CRS was first seen in C1 and occurred within 24 hours of administration in 70% of patients. In 85% of patients, CRS then resolved within 48 hours. The profile of CRS and immune effector cell-associated neurotoxicity syndrome (ICANS) grades across the cohort is shown in Figure 2. Only one patient with ICANS + CRS did not have a resolution of their ICANS symptoms. This patient subsequently discontinued treatment due to disease progression. Most patients with CRS were managed with tocilizumab only (37.3%), while 21.7% had only steroids, and 20.0% were treated with both agents.

CRS, cytokine release syndrome; ICANS, immune effector cell-associated neurotoxicity syndrome.
*Data from Trudel, et al.³

 
In the two-dose cohorts, different CRS profiles were seen (Figure 3). In the C1 single step-up (SSU) cohort, 88.4% of patients experienced CRS compared with 79.5% in the double step-up (DSU) cohort. The DSU profile appeared to be improved, with 52.3% of patients with Grade 2–3 CRS symptoms in the DSU cohort compared with 73.3% in the SSU cohort.

CRS, cytokine release syndrome; DSU, double step-up; SSU, single step-up.
*Adapted from Trudel, et al.^3
†3.6/target dose (10.8–198 mg).
^‡0.3/3.6/target dose (60–160 mg).

Efficacy

A response was observed in patients at the ≥20 mg target dose (n = 143).

Responses were more frequent at the higher dose level (132−198 mg), with an overall response rate (ORR) of 56.7%, compared with 36.1% for the lower dose cohort (20−90 mg) (Figure 4).

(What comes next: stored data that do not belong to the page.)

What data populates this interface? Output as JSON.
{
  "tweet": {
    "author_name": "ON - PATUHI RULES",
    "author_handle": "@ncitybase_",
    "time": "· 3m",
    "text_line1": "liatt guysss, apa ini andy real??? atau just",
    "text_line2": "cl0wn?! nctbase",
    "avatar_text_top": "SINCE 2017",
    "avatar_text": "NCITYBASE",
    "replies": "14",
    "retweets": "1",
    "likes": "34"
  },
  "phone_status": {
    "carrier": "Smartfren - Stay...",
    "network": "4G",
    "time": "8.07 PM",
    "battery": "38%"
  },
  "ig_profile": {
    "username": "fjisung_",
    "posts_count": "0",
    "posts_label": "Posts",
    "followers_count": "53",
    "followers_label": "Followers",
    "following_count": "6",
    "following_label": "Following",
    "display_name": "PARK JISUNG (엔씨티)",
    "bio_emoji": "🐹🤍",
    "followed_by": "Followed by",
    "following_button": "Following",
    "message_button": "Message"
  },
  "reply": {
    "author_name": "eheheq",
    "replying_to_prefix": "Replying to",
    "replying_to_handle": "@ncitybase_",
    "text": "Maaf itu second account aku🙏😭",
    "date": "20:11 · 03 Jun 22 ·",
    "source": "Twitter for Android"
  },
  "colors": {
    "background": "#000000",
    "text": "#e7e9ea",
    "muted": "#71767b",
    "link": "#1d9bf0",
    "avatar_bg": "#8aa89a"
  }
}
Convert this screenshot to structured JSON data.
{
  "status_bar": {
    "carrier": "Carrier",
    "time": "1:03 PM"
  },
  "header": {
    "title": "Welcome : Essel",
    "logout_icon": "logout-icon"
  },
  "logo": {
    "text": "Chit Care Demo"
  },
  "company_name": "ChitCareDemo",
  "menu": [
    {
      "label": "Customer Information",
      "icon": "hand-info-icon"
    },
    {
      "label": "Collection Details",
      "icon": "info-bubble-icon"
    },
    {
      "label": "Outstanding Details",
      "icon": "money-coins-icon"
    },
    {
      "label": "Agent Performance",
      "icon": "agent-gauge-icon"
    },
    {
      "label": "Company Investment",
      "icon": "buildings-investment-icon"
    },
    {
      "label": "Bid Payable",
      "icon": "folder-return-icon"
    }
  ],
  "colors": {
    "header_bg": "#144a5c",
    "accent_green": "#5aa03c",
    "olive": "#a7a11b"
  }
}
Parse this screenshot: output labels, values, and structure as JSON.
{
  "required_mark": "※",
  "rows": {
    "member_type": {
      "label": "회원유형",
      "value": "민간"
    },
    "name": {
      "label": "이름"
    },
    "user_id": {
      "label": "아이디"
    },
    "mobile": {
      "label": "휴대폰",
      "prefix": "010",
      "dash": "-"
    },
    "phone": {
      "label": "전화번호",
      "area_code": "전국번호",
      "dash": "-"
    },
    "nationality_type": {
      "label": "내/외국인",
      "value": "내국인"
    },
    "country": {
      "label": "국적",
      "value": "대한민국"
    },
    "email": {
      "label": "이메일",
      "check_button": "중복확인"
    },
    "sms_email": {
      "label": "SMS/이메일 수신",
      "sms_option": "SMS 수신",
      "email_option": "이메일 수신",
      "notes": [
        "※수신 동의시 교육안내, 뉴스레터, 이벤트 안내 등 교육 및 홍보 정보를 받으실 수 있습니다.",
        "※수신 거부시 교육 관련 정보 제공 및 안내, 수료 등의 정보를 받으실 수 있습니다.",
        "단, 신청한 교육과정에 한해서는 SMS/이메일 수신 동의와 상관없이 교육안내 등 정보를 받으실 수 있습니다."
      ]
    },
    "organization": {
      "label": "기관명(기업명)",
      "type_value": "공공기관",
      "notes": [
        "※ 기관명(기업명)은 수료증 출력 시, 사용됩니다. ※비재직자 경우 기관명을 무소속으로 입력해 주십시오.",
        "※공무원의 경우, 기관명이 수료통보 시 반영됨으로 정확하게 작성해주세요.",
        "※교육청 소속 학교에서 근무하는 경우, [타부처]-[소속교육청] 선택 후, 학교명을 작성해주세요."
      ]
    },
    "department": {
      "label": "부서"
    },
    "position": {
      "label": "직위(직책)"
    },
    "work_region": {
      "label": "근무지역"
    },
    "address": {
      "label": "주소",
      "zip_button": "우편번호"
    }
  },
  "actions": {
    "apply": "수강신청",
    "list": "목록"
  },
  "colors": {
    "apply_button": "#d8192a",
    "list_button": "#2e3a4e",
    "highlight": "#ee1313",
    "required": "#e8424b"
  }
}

CR, complete response; PR, partial response; sCR, stringent CR; VGPR, very good partial response.
*Adapted from Trudel, et al.³

The median time to first response was 1 month (range, 0.7−5.9 months), and responses were seen to deepen over time, with a median time to best response of 2.1 months (range, 0.7−11.4 months). Only ten patients who achieved a very good partial response or better were evaluable for measurable residual disease (at 10⁻⁵ threshold), of which seven achieved measurable residual disease negativity.

Response duration

The median duration of response for the whole cohort was 11.5 months (95% confidence interval, 6.0–18.4). In the C1 SSU cohort, the median follow-up was 14.3 months (range, 2.7−31.8 months), whereas in the C1 DSU cohort, the median follow-up was 6.5 months (range, 4.8−21.4 months).

Conclusion

The safety profile of cevostamab was improved with the C1 DSU dosing schedule compared with the SSU, with a reduced CRS incidence recorded in the former. In addition, the ORR was increased at the 132−198 mg dose level compared with the 20−90 mg dose level. In this heavily pretreated cohort, which included patients with previous exposure to CD38 and BCMA-targeted agents, an ORR of 54.8% was achieved in the C1 DSU group, indicating cevostamab may be a beneficial treatment for this group and deserves further assessment in a phase II study.